Based on CMS inspection data, ELEVATE CARE COUNTRY CLUB HILL has a clean safety record: no substantiated abuse findings (meaning no confirmed cases of resident harm), no Immediate Jeopardy citations (the most serious violation level indicating risk of serious injury or death), and is not on the Special Focus Facility watch list (a federal program monitoring the lowest-performing 1% of nursing homes). The facility has a 2-star overall rating and ranks #100 of 100 nursing homes in Illinois. While no facility is perfect, families should still ask about staff-to-resident ratios and recent inspection results during their visit.

Do Nurses at Elevate Care Country Club Hill Stick Around?

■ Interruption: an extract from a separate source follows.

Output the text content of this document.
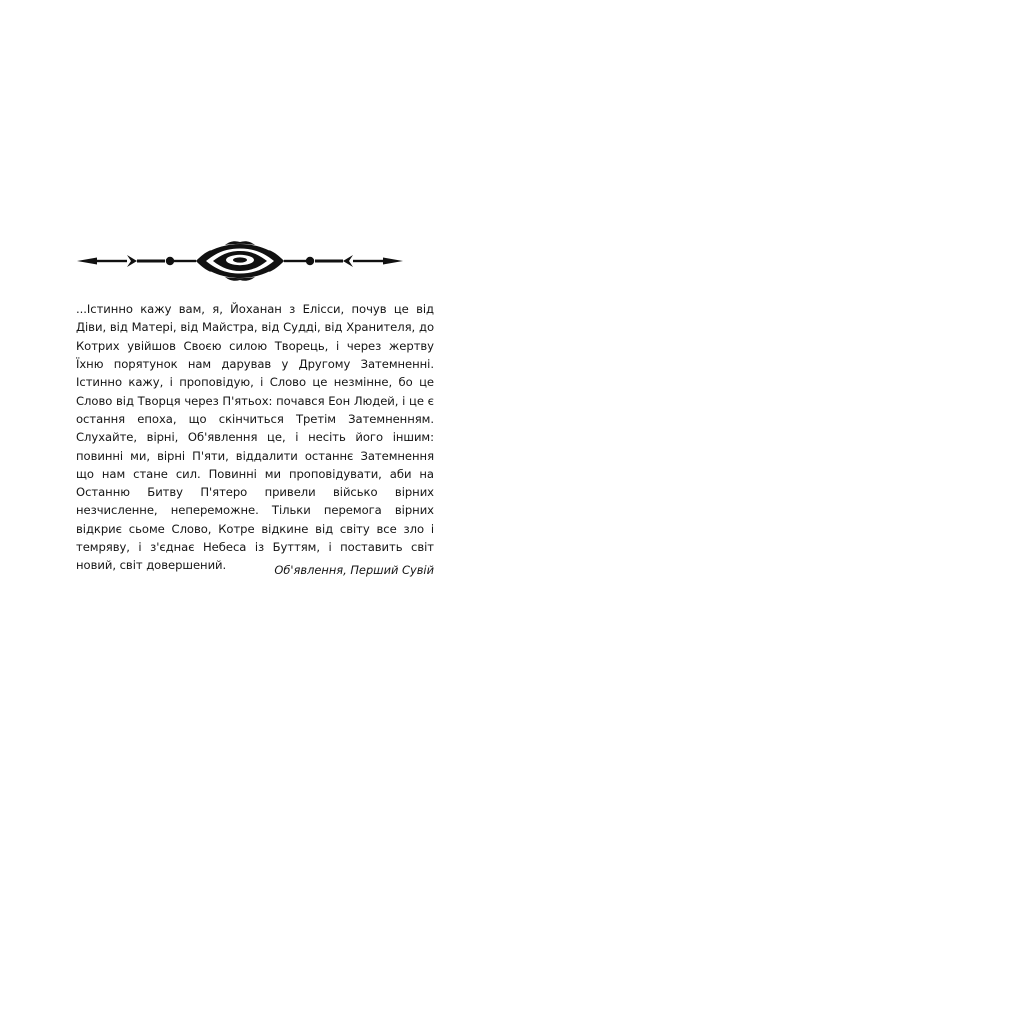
...Істинно кажу вам, я, Йоханан з Елісси, почув це від Діви, від Матері, від Майстра, від Судді, від Хранителя, до Котрих увійшов Своєю силою Творець, і через жертву Їхню порятунок нам дарував у Другому Затемненні. Істинно кажу, і проповідую, і Слово це незмінне, бо це Слово від Творця через П'ятьох: почався Еон Людей, і це є остання епоха, що скінчиться Третім Затемненням. Слухайте, вірні, Об'явлення це, і несіть його іншим: повинні ми, вірні П'яти, віддалити останнє Затемнення що нам стане сил. Повинні ми проповідувати, аби на Останню Битву П'ятеро привели військо вірних незчисленне, непереможне. Тільки перемога вірних відкриє сьоме Слово, Котре відкине від світу все зло і темряву, і з'єднає Небеса із Буттям, і поставить світ новий, світ довершений.	Об'явлення, Перший Сувій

ELEVATE CARE COUNTRY CLUB HILL has a staff turnover rate of 46%, which is about average for Illinois nursing homes (state average: 46%). Moderate turnover is common in nursing homes, but families should still ask about staff tenure and how the facility maintains care continuity when employees leave.

Was Elevate Care Country Club Hill Ever Fined?

ELEVATE CARE COUNTRY CLUB HILL has been fined $789,318 across 7 penalty actions. This is 19.3x the Illinois average of $40,972. Fines at this level are uncommon and typically indicate a pattern of serious deficiencies, repeated violations, or failure to correct problems promptly. CMS reserves penalties of this magnitude for facilities that pose significant, documented risk to resident health or safety. Families should request specific documentation of what issues led to these fines and what systemic changes have been implemented.

Is Elevate Care Country Club Hill on Any Federal Watch List?

ELEVATE CARE COUNTRY CLUB HILL is not on any federal watch list. The most significant is the Special Focus Facility (SFF) program, which identifies the bottom 1% of nursing homes nationally based on persistent, serious quality problems. Not being on this list means the facility has avoided the pattern of deficiencies that triggers enhanced federal oversight. This is a positive indicator, though families should still review the facility's inspection history directly.